Decisão Terminativa de 2º Grau

Práticas Abusivas 0766247-70.2025.8.18.0000


Decisão Terminativa

poder judiciário 
tribunal de justiça do estado do piauí
GABINETE DO Desembargador JOSÉ WILSON FERREIRA DE ARAÚJO JÚNIOR

PROCESSO Nº: 0766247-70.2025.8.18.0000
CLASSE: AGRAVO DE INSTRUMENTO (202)
ASSUNTO(S): [Empréstimo consignado, Práticas Abusivas]
AGRAVANTE: DALVA DE SOUSA BARROS
AGRAVADO: BANCO PAN S.A.


JuLIA Explica

 

EMENTA. AGRAVO DE INSTRUMENTO. DETERMINAÇÃO JUDICIAL DE EMENDA À INICIAL. DESCABIMENTO. ROL TAXATIVO DO ART. 1015, DO CPC. TESES DA TAXATIVIDADE MITIGADA E AMPLO ESPECTRO NÃO APLICÁVEIS AO PRESENTE CASO. PRECEDENTES. LIMINAR PREJUDICADA. RECURSO NÃO CONHECIDO.


DECISÃO MONOCRÁTICA


I - Relatório


Trata-se de Agravo de Instrumento com pedido de efeito suspensivo interposto por DALVA DE SOUSA BARROS em face de decisão proferida pelo Juízo da Vara Única da Comarca de Cristino Castro - PI, nos autos de Ação Declaratória de Nulidade de Repetição de Indébito c/c Danos Morais (processo nº 0848112-83.2025.8.18.0140 proposta pela agravante em desfavor do BANCO PAN S.A., ora agravado.
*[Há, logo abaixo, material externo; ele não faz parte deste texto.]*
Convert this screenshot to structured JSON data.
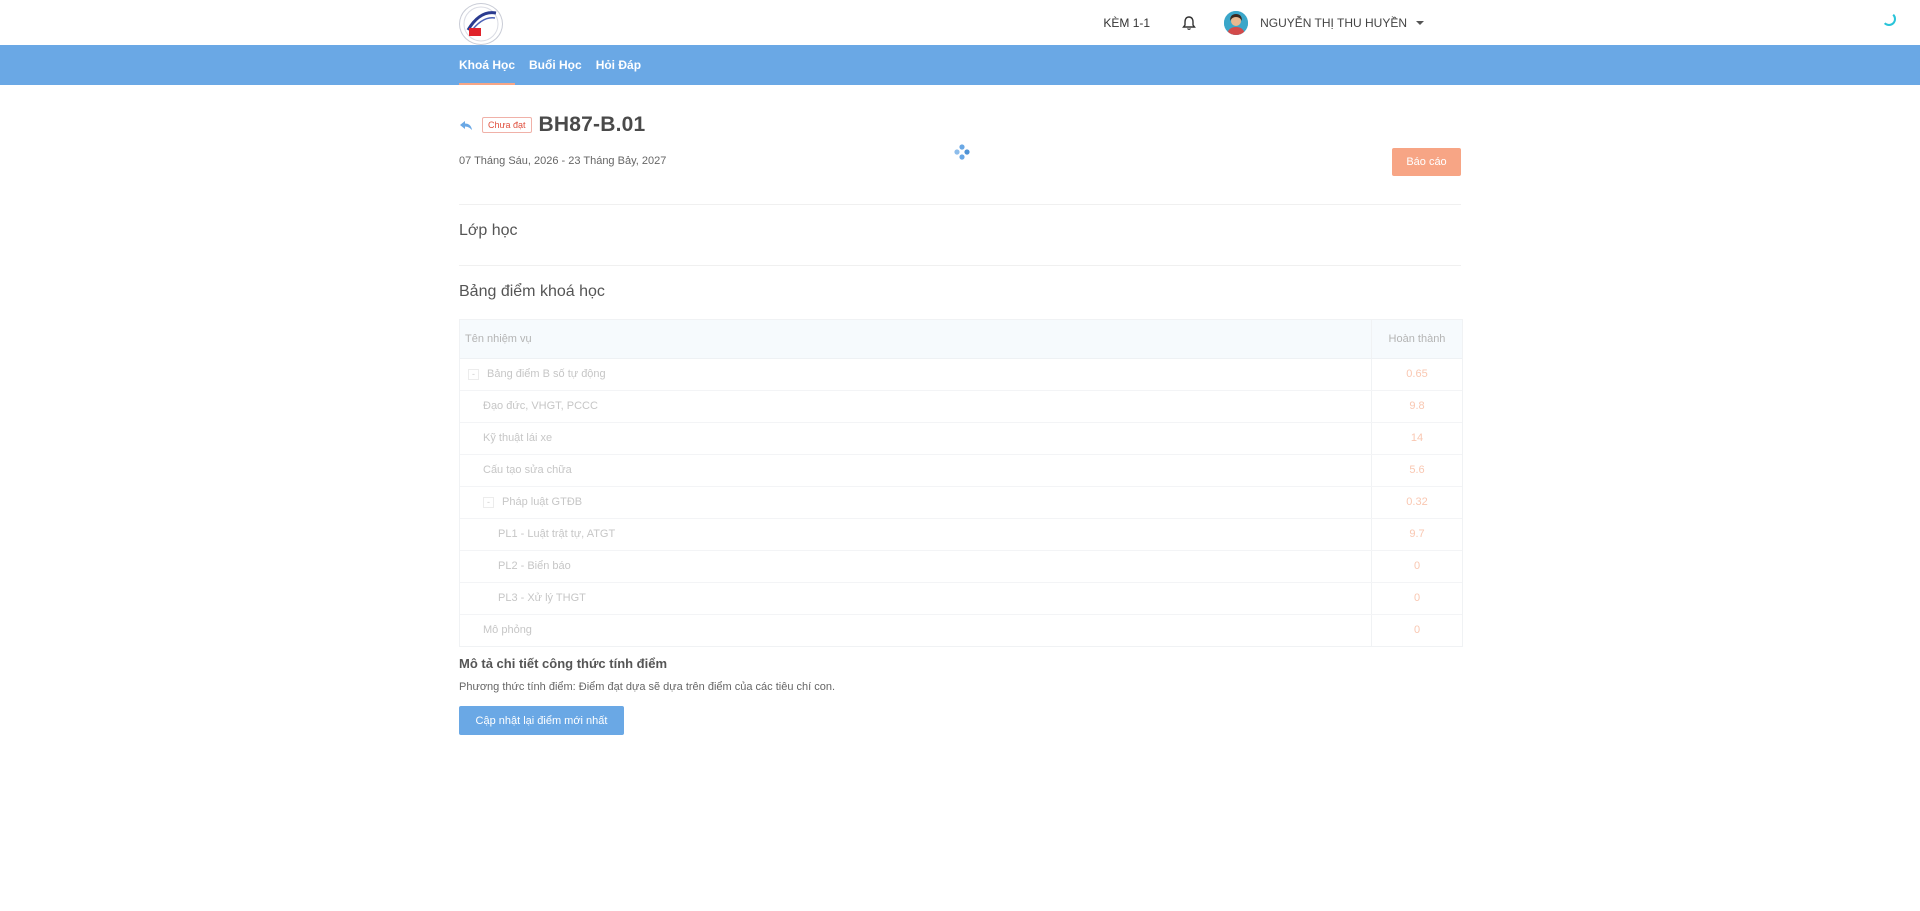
{
  "header": {
    "kem_label": "KÈM 1-1",
    "user_name": "NGUYỄN THỊ THU HUYỀN"
  },
  "nav": {
    "items": [
      {
        "label": "Khoá Học",
        "active": true
      },
      {
        "label": "Buổi Học",
        "active": false
      },
      {
        "label": "Hỏi Đáp",
        "active": false
      }
    ]
  },
  "course": {
    "status_badge": "Chưa đạt",
    "title": "BH87-B.01",
    "date_range": "07 Tháng Sáu, 2026 - 23 Tháng Bảy, 2027",
    "report_label": "Báo cáo"
  },
  "sections": {
    "class_title": "Lớp học",
    "gradebook_title": "Bảng điểm khoá học"
  },
  "gradebook": {
    "columns": [
      "Tên nhiệm vụ",
      "Hoàn thành"
    ],
    "rows": [
      {
        "name": "Bảng điểm B số tự động",
        "value": "0.65",
        "level": 0,
        "expander": "-"
      },
      {
        "name": "Đạo đức, VHGT, PCCC",
        "value": "9.8",
        "level": 1,
        "expander": ""
      },
      {
        "name": "Kỹ thuật lái xe",
        "value": "14",
        "level": 1,
        "expander": ""
      },
      {
        "name": "Cấu tạo sửa chữa",
        "value": "5.6",
        "level": 1,
        "expander": ""
      },
      {
        "name": "Pháp luật GTĐB",
        "value": "0.32",
        "level": 1,
        "expander": "-"
      },
      {
        "name": "PL1 - Luật trật tự, ATGT",
        "value": "9.7",
        "level": 2,
        "expander": ""
      },
      {
        "name": "PL2 - Biển báo",
        "value": "0",
        "level": 2,
        "expander": ""
      },
      {
        "name": "PL3 - Xử lý THGT",
        "value": "0",
        "level": 2,
        "expander": ""
      },
      {
        "name": "Mô phỏng",
        "value": "0",
        "level": 1,
        "expander": ""
      }
    ]
  },
  "formula": {
    "title": "Mô tả chi tiết công thức tính điểm",
    "text": "Phương thức tính điểm: Điểm đạt dựa sẽ dựa trên điểm của các tiêu chí con.",
    "update_label": "Cập nhật lại điểm mới nhất"
  },
  "colors": {
    "nav_bg": "#6aa8e5",
    "accent_orange": "#f7a585",
    "progress": "#29c4d9",
    "badge_red": "#e0503e"
  },
  "icons": [
    "logo",
    "bell-icon",
    "avatar",
    "chevron-down-icon",
    "back-arrow-icon",
    "loading-spinner-icon",
    "expander-minus-icon"
  ]
}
Na decisão vergastada, o juízo de primeiro grau determinou a intimação da parte autora para, no prazo de 15 (quinze) dias, emendar a inicial apresentando  instrumento de mandato atual da parte, comprovante de tentativa de solução administrativa prévia ao ajuizamento da ação, bem como comprovante de residência atual (últimos 03 meses) e em seu nome, para aferir a competência territorial e afastar a fundada suspeita de demanda predatória.

Inconformada, a requerente interpôs o presente recurso pleiteando a suspensão e desconstituição da decisão proferida pelo juízo de primeiro grau, assim como o regular prosseguimento do feito.

Suficientemente relatado, passo a decidir.



II – Fundamentação

 

De início, defiro à parte agravante os benefícios da justiça gratuita, nos termos do artigo 98 do Código de Processo Civil, por estarem preenchidos os requisitos legais.

Nos termos do artigo 932, inciso III, do Código de Processo Civil, compete ao Relator, por decisão unipessoal, não conhecer de recurso manifestamente inadmissível, prejudicado ou incabível. Essa atribuição também encontra respaldo no artigo 91, inciso VI, do Regimento Interno deste Tribunal de Justiça.

No caso concreto, observa-se que a decisão agravada apenas determinou a emenda da petição inicial, com base no artigo 321 do CPC, exigindo a juntada de documentos necessários à aferição da competência territorial e à análise de eventual litigância predatória.

Trata-se de decisão de natureza eminentemente instrumental, sem conteúdo decisório autônomo, e, por essa razão, insuscetível de impugnação por meio de agravo de instrumento. O artigo 1.015 do CPC, ao enumerar as hipóteses de cabimento desse recurso, adotou critério taxativo, do qual não consta a hipótese ora discutida.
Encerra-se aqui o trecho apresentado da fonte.